Set up a storyboard (or nib if you prefer) for a view controller.
Then using the following code, you should get what you're looking for:
class ViewController: UIViewController, UITextFieldDelegate {
var myInputView : UIView!
var activeTextField : UITextField?
override func viewDidLoad() {
super.viewDidLoad()
// load input view from nib
if let objects = NSBundle.mainBundle().loadNibNamed("InputView", owner: self, options: nil) {
myInputView = objects[0] as UIView
}
// Set up all the text fields with us as the delegate and
// using our input view
for view in self.view.subviews {
if let textField = view as? UITextField {
textField.inputView = myInputView
textField.delegate = self
}
}
}
func textFieldDidBeginEditing(textField: UITextField) {
activeTextField = textField
}
func textFieldDidEndEditing(textField: UITextField) {
activeTextField = nil
}
@IBAction func inputViewButtonPressed(button:UIButton) {
// Update the text field with the text from the button pressed
activeTextField?.text = button.titleLabel?.text
// Close the text field
activeTextField?.resignFirstResponder()
}
}
Alternatively, if you're wanting to be more keyboard-like, you can use this function as your action (it uses the new let syntax from Swift 1.2), break it up if you need 1.1 compatibility:
@IBAction func insertButtonText(button:UIButton) {
if let textField = activeTextField, title = button.titleLabel?.text, range = textField.selectedTextRange {
// Update the text field with the text from the button pressed
textField.replaceRange(range, withText: title)
}
}
This uses the UITextInput
protocol to update the text field as appropriate. Handling delete is a little more complicated, but still not too bad:
@IBAction func deleteText(button:UIButton) {
if let textField = activeTextField, range = textField.selectedTextRange {
if range.empty {
// If the selection is empty, delete the character behind the cursor
let start = textField.positionFromPosition(range.start, inDirection: .Left, offset: 1)

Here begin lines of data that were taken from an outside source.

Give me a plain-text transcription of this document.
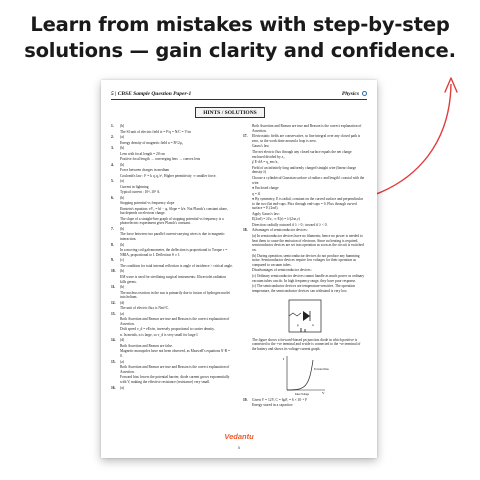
Learn from mistakes with step-by-step
solutions — gain clarity and confidence.
5 | CBSE Sample Question Paper-1	Physics
HINTS / SOLUTIONS
1.	(b)
The SI unit of electric field is = F/q = N/C = V/m
2.	(a)
Energy density of magnetic field u = B²/2μ₀
3.	(b)
Lens with focal length = 20 cm
Positive focal length → converging lens → convex lens
4.	(b)
Force between charges in medium
Coulomb's law : F = k q₁q₂/r², Higher permittivity ⇒ smaller force.
5.	(a)
Current in lightning
Typical current : 10⁴–10⁵ A.
6.	(b)
Stopping potential vs frequency slope
Einstein's equation: eV₀ = hf − φ, Slope = h/e. Not Planck's constant alone, but depends on electron charge.
The slope of a straight-line graph of stopping potential vs frequency is a photoelectric experiment gives Planck's constant.
7.	(b)
The force between two parallel current-carrying wires is due to magnetic interaction.
8.	(b)
In a moving coil galvanometer, the deflection is proportional to Torque τ = NBIA, proportional to I. Deflection θ ∝ I.
9.	(c)
The condition for total internal reflection is angle of incidence > critical angle.
10.	(b)
EM wave is used for sterilizing surgical instruments: Ultraviolet radiation kills germs.
11.	(b)
The nucleus reaction in the sun is primarily due to fusion of hydrogen nuclei into helium.
12.	(d)
The unit of electric flux is Nm²/C.
13.	(a)
Both Assertion and Reason are true and Reason is the correct explanation of Assertion.
Drift speed v_d = eEτ/m, inversely proportional to carrier density.
n. In metals, n is large, so v_d is very small for large I.
14.	(d)
Both Assertion and Reason are false.
Magnetic monopoles have not been observed, as Maxwell's equations ∇·B = 0.
15.	(a)
Both Assertion and Reason are true and Reason is the correct explanation of Assertion.
Forward bias lowers the potential barrier, diode current grows exponentially with V, making the effective resistance (resistance) very small.
16.	(a)
Both Assertion and Reason are true and Reason is the correct explanation of Assertion.
17.	Electrostatic fields are conservative, so line integral over any closed path is zero, so the work done around a loop is zero.
Gauss's law
The net electric flux through any closed surface equals the net charge enclosed divided by ε₀.
∮ E·dA = q_enc/ε₀
Field of an infinitely long uniformly charged straight wire (linear charge density λ)
Choose a cylindrical Gaussian surface of radius r and length l coaxial with the wire.
● Enclosed charge
q = λl
● By symmetry, E is radial, constant on the curved surface and perpendicular to the two flat end-caps. Flux through end-caps = 0. Flux through curved surface = E (2πrl).
Apply Gauss's law:
E(2πrl) = λl/ε₀ ⇒ E(r) = λ/(2πε₀r)
Direction: radially outward if λ > 0 ; inward if λ < 0.
18.	Advantages of semiconductor devices:
(a) In semiconductor devices have no filaments; hence no power is needed to heat them to cause the emission of electrons. Since no heating is required, semiconductor devices are set into operation as soon as the circuit is switched on.
(b) During operation, semiconductor devices do not produce any humming noise. Semiconductor devices require low voltages for their operation as compared to vacuum tubes.
Disadvantages of semiconductor devices:
(c) Ordinary semiconductor devices cannot handle as much power as ordinary vacuum tubes can do. In high frequency range, they have poor response.
(c) The semiconductor devices are temperature-sensitive. The operation temperature, the semiconductor devices can withstand is very low.
p	n
The figure shows a forward-biased pn junction diode in which positive is connected to the +ve terminal and n-side is connected to the -ve terminal of the battery and shows its voltage-current graph.
I
V
Forward bias
Knee Voltage
19.	Given V = 12V, C = 6μF, = 6 × 10⁻⁶ F
Energy stored in a capacitor:
Vedantu
5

let deleteRange = textField.textRangeFromPosition(start, toPosition: range.end)
textField.replaceRange(deleteRange, withText: "")
}
else {
// If the selection isn't empty, delete the chars in the selection
textField.replaceRange(range, withText: "")
}
}
}
You shouldn't go through all that hassle. There's a new class in iOS 8 called: UIAlertController
where you can add TextFields for the user to input data. You can style it as an Alert or an ActionSheet.
Example:
let alertAnswer = UIAlertController(title: "Input your scrabble Answer", message: nil, preferredStyle: .Alert) // or .ActionSheet
Now that you have the controller, add fields to it:
alertAnswer.addTextFieldWithConfigurationHandler { (get) -> Void in
getAnswer.placeholder = "Answer"
getAnswer.keyboardType = .Default
getAnswer.clearsOnBeginEditing = true
getAnswer.borderStyle = .RoundedRect
} // add as many fields as you want with custom tweaks
Add action buttons:
let submitAnswer = UIAlertAction(title: "Submit", style: .Default, handler: nil)
let cancel = UIAlertAction(title: "Cancel", style: .Cancel, handler: nil)
alertAnswer.addAction(submitAnswer)
alertAnswer.addAction(cancel)
Present the controller whenever you want with:
self.presentViewController(alertAnswer, animated: true, completion: nil)
As you see, you have various handlers to pass custom code at any step.